I was talking to one of my work colleagues last week, who
mentioned she was dropping in to one of her favourite restaurants on the way
home from work to pick up the worlds best yiros and flat bread. I’d heard of the restaurant and commented
about how I wanted to go there one day.
I got an enthusiastic response about how their yiros was the BEST, and made a mental note to talk to Mr. P about going
there one day.
Saturday night I decided I wanted sushi but the sushi restaurant was closed. So I made another mental note to go there for lunch the next day but it got me to thinking about my conversation earlier in the week which led to another thought that we have all these fabulous cheap
restaurants in our city and I'm not making use of them. Every time someone
mentions a restaurant or dining experience to me, I mentally file the thought
away to go there someday and never actually
follow through.
So I spent some of my Saturday night on the internets,
looking up places I want to eat at then I made a list. I printed out the list , cut them up ,
folded them and put them into a jar. Then I cheated and pulled out the one for the sushi restaurant because that was the thought that started all of this so therefore it deserved to be first.

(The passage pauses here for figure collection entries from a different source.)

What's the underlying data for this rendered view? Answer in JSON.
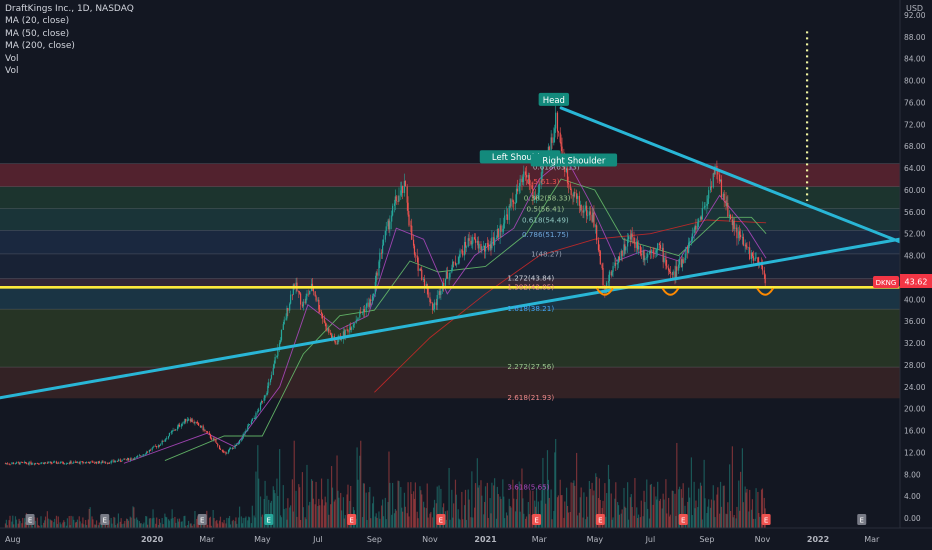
{
  "chart_title": "DraftKings Inc., 1D, NASDAQ",
  "indicators": [
    "MA (20, close)",
    "MA (50, close)",
    "MA (200, close)",
    "Vol",
    "Vol"
  ],
  "currency": "USD",
  "ticker": "DKNG",
  "last_price": "43.62",
  "colors": {
    "background": "#131722",
    "candle_up": "#26a69a",
    "candle_down": "#ef5350",
    "trendline": "#29b6d6",
    "neckline": "#ffeb3b",
    "axis_text": "#b2b5be",
    "price_tag": "#f23645"
  },
  "chart_data": {
    "type": "candlestick",
    "title": "DraftKings Inc., 1D, NASDAQ",
    "x_range": [
      "2019-07-18",
      "2022-04-01"
    ],
    "y_range": [
      0,
      92
    ],
    "x_ticks": [
      {
        "date": "2019-08-01",
        "label": "Aug"
      },
      {
        "date": "2020-01-01",
        "label": "2020"
      },
      {
        "date": "2020-03-01",
        "label": "Mar"
      },
      {
        "date": "2020-05-01",
        "label": "May"
      },
      {
        "date": "2020-07-01",
        "label": "Jul"
      },
      {
        "date": "2020-09-01",
        "label": "Sep"
      },
      {
        "date": "2020-11-01",
        "label": "Nov"
      },
      {
        "date": "2021-01-01",
        "label": "2021"
      },
      {
        "date": "2021-03-01",
        "label": "Mar"
      },
      {
        "date": "2021-05-01",
        "label": "May"
      },
      {
        "date": "2021-07-01",
        "label": "Jul"
      },
      {
        "date": "2021-09-01",
        "label": "Sep"
      },
      {
        "date": "2021-11-01",
        "label": "Nov"
      },
      {
        "date": "2022-01-01",
        "label": "2022"
      },
      {
        "date": "2022-03-01",
        "label": "Mar"
      }
    ],
    "y_ticks": [
      "0.00",
      "4.00",
      "8.00",
      "12.00",
      "16.00",
      "20.00",
      "24.00",
      "28.00",
      "32.00",
      "36.00",
      "40.00",
      "44.00",
      "48.00",
      "52.00",
      "56.00",
      "60.00",
      "64.00",
      "68.00",
      "72.00",
      "76.00",
      "80.00",
      "84.00",
      "88.00",
      "92.00"
    ],
    "price_path": [
      [
        "2019-07-24",
        10.0
      ],
      [
        "2019-09-15",
        10.1
      ],
      [
        "2019-11-15",
        10.2
      ],
      [
        "2019-12-15",
        11.0
      ],
      [
        "2020-01-10",
        13.5
      ],
      [
        "2020-01-25",
        16.0
      ],
      [
        "2020-02-10",
        18.3
      ],
      [
        "2020-02-25",
        16.5
      ],
      [
        "2020-03-10",
        14.0
      ],
      [
        "2020-03-20",
        11.8
      ],
      [
        "2020-04-05",
        13.5
      ],
      [
        "2020-04-15",
        16.5
      ],
      [
        "2020-04-25",
        19.0
      ],
      [
        "2020-05-10",
        25.0
      ],
      [
        "2020-05-20",
        32.0
      ],
      [
        "2020-06-05",
        43.0
      ],
      [
        "2020-06-15",
        39.0
      ],
      [
        "2020-06-25",
        42.5
      ],
      [
        "2020-07-10",
        35.0
      ],
      [
        "2020-07-20",
        32.0
      ],
      [
        "2020-08-01",
        34.0
      ],
      [
        "2020-08-15",
        37.0
      ],
      [
        "2020-08-30",
        40.0
      ],
      [
        "2020-09-10",
        50.0
      ],
      [
        "2020-09-25",
        58.0
      ],
      [
        "2020-10-05",
        60.5
      ],
      [
        "2020-10-15",
        48.0
      ],
      [
        "2020-10-25",
        44.0
      ],
      [
        "2020-11-05",
        38.0
      ],
      [
        "2020-11-15",
        43.0
      ],
      [
        "2020-11-30",
        47.0
      ],
      [
        "2020-12-15",
        51.0
      ],
      [
        "2021-01-01",
        49.0
      ],
      [
        "2021-01-15",
        52.0
      ],
      [
        "2021-02-01",
        58.0
      ],
      [
        "2021-02-15",
        63.0
      ],
      [
        "2021-02-25",
        58.0
      ],
      [
        "2021-03-10",
        66.0
      ],
      [
        "2021-03-20",
        73.0
      ],
      [
        "2021-04-01",
        62.0
      ],
      [
        "2021-04-15",
        57.0
      ],
      [
        "2021-04-30",
        55.0
      ],
      [
        "2021-05-12",
        42.0
      ],
      [
        "2021-05-25",
        47.0
      ],
      [
        "2021-06-10",
        51.5
      ],
      [
        "2021-06-25",
        48.0
      ],
      [
        "2021-07-10",
        50.0
      ],
      [
        "2021-07-25",
        44.0
      ],
      [
        "2021-08-05",
        47.0
      ],
      [
        "2021-08-20",
        53.0
      ],
      [
        "2021-09-01",
        58.0
      ],
      [
        "2021-09-10",
        64.0
      ],
      [
        "2021-09-25",
        56.0
      ],
      [
        "2021-10-05",
        52.0
      ],
      [
        "2021-10-20",
        48.0
      ],
      [
        "2021-11-01",
        45.5
      ],
      [
        "2021-11-05",
        43.6
      ]
    ],
    "ma20_path": [
      [
        "2019-12-01",
        10.0
      ],
      [
        "2020-03-01",
        15.5
      ],
      [
        "2020-04-01",
        13.0
      ],
      [
        "2020-05-20",
        24.0
      ],
      [
        "2020-06-20",
        39.0
      ],
      [
        "2020-07-25",
        34.5
      ],
      [
        "2020-08-25",
        37.0
      ],
      [
        "2020-09-25",
        53.0
      ],
      [
        "2020-10-25",
        51.0
      ],
      [
        "2020-11-20",
        41.0
      ],
      [
        "2020-12-20",
        48.0
      ],
      [
        "2021-02-01",
        53.0
      ],
      [
        "2021-03-01",
        62.0
      ],
      [
        "2021-03-30",
        66.0
      ],
      [
        "2021-04-25",
        58.0
      ],
      [
        "2021-05-25",
        47.0
      ],
      [
        "2021-06-25",
        49.0
      ],
      [
        "2021-08-01",
        47.0
      ],
      [
        "2021-09-15",
        59.0
      ],
      [
        "2021-10-15",
        53.0
      ],
      [
        "2021-11-05",
        47.5
      ]
    ],
    "ma50_path": [
      [
        "2020-01-15",
        10.5
      ],
      [
        "2020-03-20",
        15.0
      ],
      [
        "2020-05-01",
        15.0
      ],
      [
        "2020-06-15",
        30.0
      ],
      [
        "2020-07-25",
        37.0
      ],
      [
        "2020-09-01",
        38.0
      ],
      [
        "2020-10-10",
        47.0
      ],
      [
        "2020-11-10",
        45.0
      ],
      [
        "2021-01-01",
        46.0
      ],
      [
        "2021-02-15",
        52.0
      ],
      [
        "2021-03-25",
        62.0
      ],
      [
        "2021-05-01",
        60.0
      ],
      [
        "2021-06-01",
        51.0
      ],
      [
        "2021-08-01",
        48.0
      ],
      [
        "2021-09-15",
        55.0
      ],
      [
        "2021-10-20",
        55.0
      ],
      [
        "2021-11-05",
        52.0
      ]
    ],
    "ma200_path": [
      [
        "2020-09-01",
        23.0
      ],
      [
        "2020-11-01",
        33.0
      ],
      [
        "2021-01-01",
        41.0
      ],
      [
        "2021-03-01",
        48.0
      ],
      [
        "2021-05-01",
        51.0
      ],
      [
        "2021-07-01",
        52.0
      ],
      [
        "2021-09-01",
        54.5
      ],
      [
        "2021-11-05",
        54.0
      ]
    ],
    "trend_upper": [
      [
        "2021-03-25",
        75.0
      ],
      [
        "2022-04-01",
        50.5
      ]
    ],
    "trend_lower": [
      [
        "2019-07-18",
        22.0
      ],
      [
        "2022-04-01",
        51.0
      ]
    ],
    "neckline": {
      "price": 42.2,
      "from": "2019-07-18",
      "to": "2022-04-01"
    },
    "target_dots": {
      "date": "2021-12-20",
      "from": 58.0,
      "to": 89.0
    },
    "zones": [
      {
        "from": 60.6,
        "to": 64.8,
        "color": "#5e2430"
      },
      {
        "from": 56.6,
        "to": 60.6,
        "color": "#1f3a30"
      },
      {
        "from": 52.6,
        "to": 56.6,
        "color": "#1c3a3c"
      },
      {
        "from": 48.3,
        "to": 52.6,
        "color": "#1c2c44"
      },
      {
        "from": 43.8,
        "to": 48.3,
        "color": "#1a2538"
      },
      {
        "from": 42.0,
        "to": 43.8,
        "color": "#3a2a3a"
      },
      {
        "from": 38.2,
        "to": 42.0,
        "color": "#1c3a4a"
      },
      {
        "from": 27.6,
        "to": 38.2,
        "color": "#2a3a26"
      },
      {
        "from": 21.9,
        "to": 27.6,
        "color": "#3a2426"
      }
    ],
    "fib_levels": [
      {
        "text": "0.618(63.13)",
        "price": 64.3,
        "date": "2021-02-22",
        "color": "#b2b5be"
      },
      {
        "text": "0.5(61.3)",
        "price": 61.6,
        "date": "2021-02-15",
        "color": "#ef5350"
      },
      {
        "text": "0.382(58.33)",
        "price": 58.6,
        "date": "2021-02-12",
        "color": "#9dc78f"
      },
      {
        "text": "0.5(56.41)",
        "price": 56.6,
        "date": "2021-02-15",
        "color": "#9dc78f"
      },
      {
        "text": "0.618(54.49)",
        "price": 54.6,
        "date": "2021-02-10",
        "color": "#8fc7c0"
      },
      {
        "text": "0.786(51.75)",
        "price": 51.9,
        "date": "2021-02-10",
        "color": "#6fa8dc"
      },
      {
        "text": "1(48.27)",
        "price": 48.4,
        "date": "2021-02-20",
        "color": "#9aa3b5"
      },
      {
        "text": "1.272(43.84)",
        "price": 44.0,
        "date": "2021-01-25",
        "color": "#d1d4dc"
      },
      {
        "text": "1.382(42.05)",
        "price": 42.3,
        "date": "2021-01-25",
        "color": "#ef8a8a"
      },
      {
        "text": "1.618(38.21)",
        "price": 38.4,
        "date": "2021-01-25",
        "color": "#42a5f5"
      },
      {
        "text": "2.272(27.56)",
        "price": 27.8,
        "date": "2021-01-25",
        "color": "#9dc78f"
      },
      {
        "text": "2.618(21.93)",
        "price": 22.1,
        "date": "2021-01-25",
        "color": "#ef8a8a"
      },
      {
        "text": "3.618(5.65)",
        "price": 5.8,
        "date": "2021-01-25",
        "color": "#ab47bc"
      }
    ],
    "annotations": [
      {
        "text": "Head",
        "date": "2021-03-17",
        "price": 76.3
      },
      {
        "text": "Left Shoulder",
        "date": "2021-02-08",
        "price": 65.8
      },
      {
        "text": "Right Shoulder",
        "date": "2021-04-08",
        "price": 65.2
      }
    ],
    "smile_marks": [
      "2021-05-12",
      "2021-07-23",
      "2021-11-04"
    ],
    "earnings_marks": [
      {
        "date": "2019-08-20",
        "color": "#787b86"
      },
      {
        "date": "2019-11-10",
        "color": "#787b86"
      },
      {
        "date": "2020-02-25",
        "color": "#787b86"
      },
      {
        "date": "2020-05-08",
        "color": "#26a69a"
      },
      {
        "date": "2020-08-07",
        "color": "#ef5350"
      },
      {
        "date": "2020-11-13",
        "color": "#ef5350"
      },
      {
        "date": "2021-02-26",
        "color": "#ef5350"
      },
      {
        "date": "2021-05-07",
        "color": "#ef5350"
      },
      {
        "date": "2021-08-06",
        "color": "#ef5350"
      },
      {
        "date": "2021-11-05",
        "color": "#ef5350"
      },
      {
        "date": "2022-02-18",
        "color": "#787b86"
      }
    ]
  }
}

So Mr. P and I went off to Kintaro Sushi Train for lunch (which is Tazz's fault because she took me there for the first time a couple of months ago and I seriously fell in love with their food )
I'm also rather enamoured with the idea that food whizzes past me on a conveyor belt and I just grab whatever looks good.
Which can be a bit of a double edged sword really, because it all looks good .
It can be a bit like playing Russian roulette with food because you might see something delicious coming towards you, and there is every chance that someone else closer to the item is thinking the same thing and will grab the very thing you were looking at so longingly before it gets to you.
You then have the choice of rugby tackling the unsuspecting thief to the ground to retrieve what you wanted , (which is anti social behaviour and probably arrestable) or to go back to watching food whizz past you while you look for something else that takes your fancy. I chose the latter.
Mr. P and I managed 11 plates between us before we felt we'd sushi-ed ourselves out. I did gross him out by eating sashimi, so I felt the day was a double success.
Not exactly cheap - 11 plates of sushi and two cokes set us back $51.00 for lunch but totally worth it.